Simulated Author's Rebuttal

3 responses · 0 unresolved

We thank the referee for the constructive and detailed feedback. We have addressed each major comment below with clarifications and commitments to revisions that strengthen the physical grounding and empirical support of the method without overstating current claims.

read point-by-point responses
  1. Referee: [Abstract, §3.2] Abstract and §3.2 (Geometric & Semantic Dual Explicit Guided Attention): the claim that DINO features plus 3D normals 'directly modulate the attention affinity matrix, structurally enforcing physical lighting constraints' is not supported by any explicit constraint equation, regularization term, or diagnostic metric (such as shadow-edge gradient consistency or albedo variance across lit/shadow regions). Without these, the mechanism reduces to an empirical attention prior whose physical interpretation remains unverified.
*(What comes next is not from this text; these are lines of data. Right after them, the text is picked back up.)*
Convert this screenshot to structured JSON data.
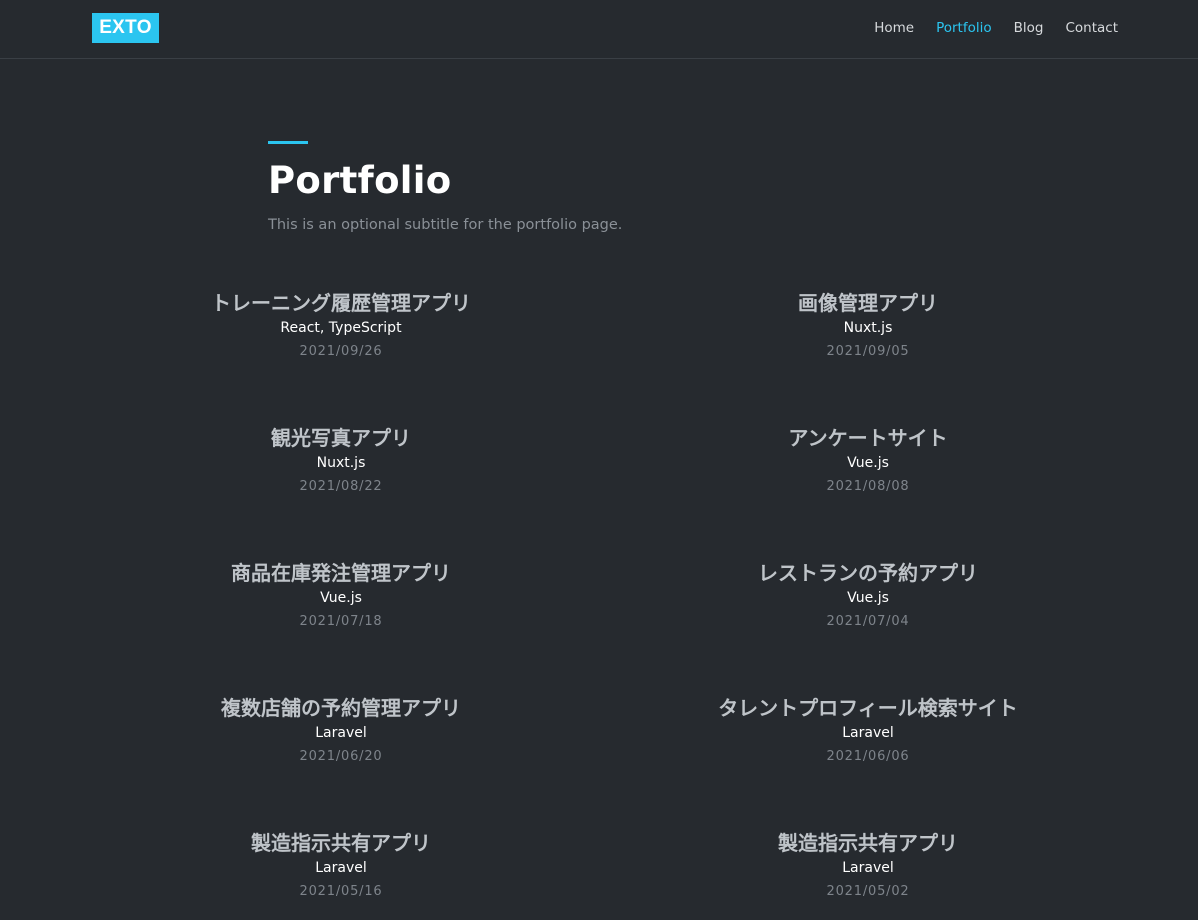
{
  "brand": {
    "logo_text": "EXTO"
  },
  "nav": {
    "items": [
      {
        "label": "Home"
      },
      {
        "label": "Portfolio"
      },
      {
        "label": "Blog"
      },
      {
        "label": "Contact"
      }
    ],
    "active": "Portfolio"
  },
  "colors": {
    "background": "#262a2f",
    "accent": "#2bc5f0",
    "title": "#ffffff",
    "item_title": "#bfc4c9",
    "muted": "#7e848b"
  },
  "header": {
    "title": "Portfolio",
    "subtitle": "This is an optional subtitle for the portfolio page."
  },
  "portfolio": {
    "items": [
      {
        "title": "トレーニング履歴管理アプリ",
        "tech": "React, TypeScript",
        "date": "2021/09/26"
      },
      {
        "title": "画像管理アプリ",
        "tech": "Nuxt.js",
        "date": "2021/09/05"
      },
      {
        "title": "観光写真アプリ",
        "tech": "Nuxt.js",
        "date": "2021/08/22"
      },
      {
        "title": "アンケートサイト",
        "tech": "Vue.js",
        "date": "2021/08/08"
      },
      {
        "title": "商品在庫発注管理アプリ",
        "tech": "Vue.js",
        "date": "2021/07/18"
      },
      {
        "title": "レストランの予約アプリ",
        "tech": "Vue.js",
        "date": "2021/07/04"
      },
      {
        "title": "複数店舗の予約管理アプリ",
        "tech": "Laravel",
        "date": "2021/06/20"
      },
      {
        "title": "タレントプロフィール検索サイト",
        "tech": "Laravel",
        "date": "2021/06/06"
      },
      {
        "title": "製造指示共有アプリ",
        "tech": "Laravel",
        "date": "2021/05/16"
      },
      {
        "title": "製造指示共有アプリ",
        "tech": "Laravel",
        "date": "2021/05/02"
      }
    ]
  }
}
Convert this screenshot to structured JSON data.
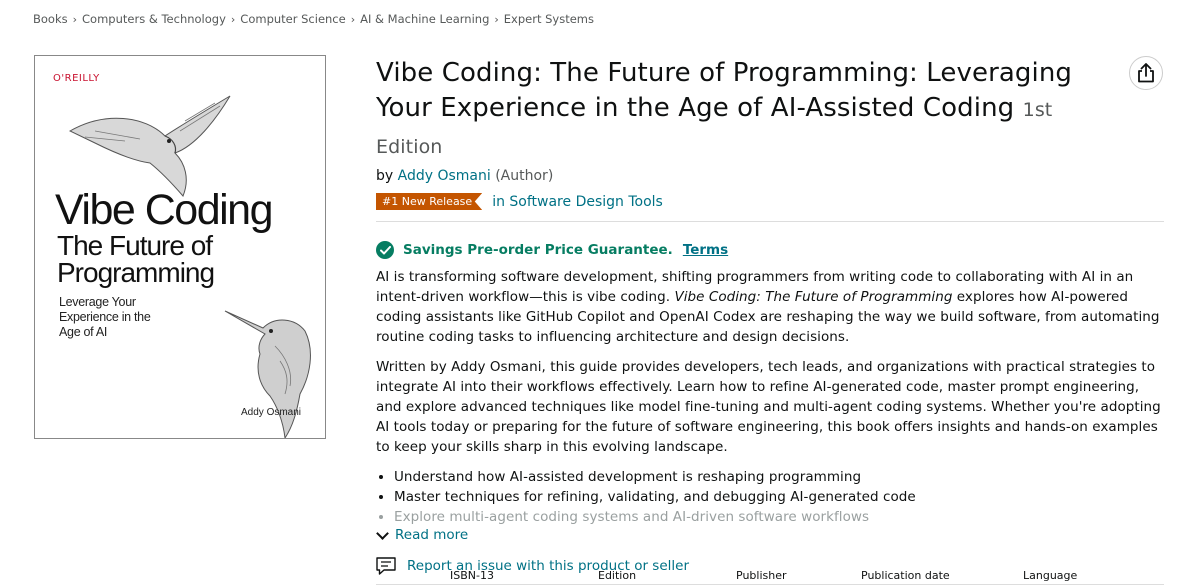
{
  "breadcrumb": [
    "Books",
    "Computers & Technology",
    "Computer Science",
    "AI & Machine Learning",
    "Expert Systems"
  ],
  "cover": {
    "publisher": "O'REILLY",
    "title_line1": "Vibe Coding",
    "title_line2": "The Future of",
    "title_line3": "Programming",
    "tagline": "Leverage Your Experience in the Age of AI",
    "author": "Addy Osmani"
  },
  "product": {
    "title": "Vibe Coding: The Future of Programming: Leveraging Your Experience in the Age of AI-Assisted Coding",
    "edition": "1st Edition",
    "by_label": "by",
    "author": "Addy Osmani",
    "author_role": "(Author)",
    "badge": "#1 New Release",
    "badge_category": "in Software Design Tools"
  },
  "guarantee": {
    "text": "Savings Pre-order Price Guarantee.",
    "terms": "Terms"
  },
  "description": {
    "p1_a": "AI is transforming software development, shifting programmers from writing code to collaborating with AI in an intent-driven workflow—this is vibe coding. ",
    "p1_italic": "Vibe Coding: The Future of Programming",
    "p1_b": " explores how AI-powered coding assistants like GitHub Copilot and OpenAI Codex are reshaping the way we build software, from automating routine coding tasks to influencing architecture and design decisions.",
    "p2": "Written by Addy Osmani, this guide provides developers, tech leads, and organizations with practical strategies to integrate AI into their workflows effectively. Learn how to refine AI-generated code, master prompt engineering, and explore advanced techniques like model fine-tuning and multi-agent coding systems. Whether you're adopting AI tools today or preparing for the future of software engineering, this book offers insights and hands-on examples to keep your skills sharp in this evolving landscape.",
    "bullets": [
      "Understand how AI-assisted development is reshaping programming",
      "Master techniques for refining, validating, and debugging AI-generated code",
      "Explore multi-agent coding systems and AI-driven software workflows"
    ]
  },
  "read_more": "Read more",
  "report": "Report an issue with this product or seller",
  "details_headers": [
    "ISBN-13",
    "Edition",
    "Publisher",
    "Publication date",
    "Language"
  ],
  "colors": {
    "link": "#007185",
    "badge": "#c45500",
    "guarantee": "#067d62"
  },
  "icons": [
    "share-icon",
    "check-circle-icon",
    "chevron-down-icon",
    "report-flag-icon"
  ]
}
    Authors: We agree that the current wording overstates the enforcement as 'structural' without supporting formalism. The modulation occurs by adding projected DINO and normal features to the attention logits before the softmax, which empirically biases attention toward geometrically consistent regions, but this remains a learned prior. In revision we will replace the claim with precise equations for the guided attention (A' = softmax((QK^T + g(DINO, N))/√d_k)), add a dedicated diagnostic subsection with metrics (albedo variance across lit/shadow pairs and shadow-edge gradient consistency), and report these results on the benchmarks. revision: yes

  2. Referee: [Abstract, Experiments] Abstract and Experiments section: the assertion of 'state-of-the-art performance across multiple challenging benchmarks' is presented without any quantitative tables, baseline comparisons, error bars, or ablation results in the provided text. This prevents assessment of whether the reported gains are statistically meaningful or attributable to the proposed physical-disentanglement components rather than architecture scale.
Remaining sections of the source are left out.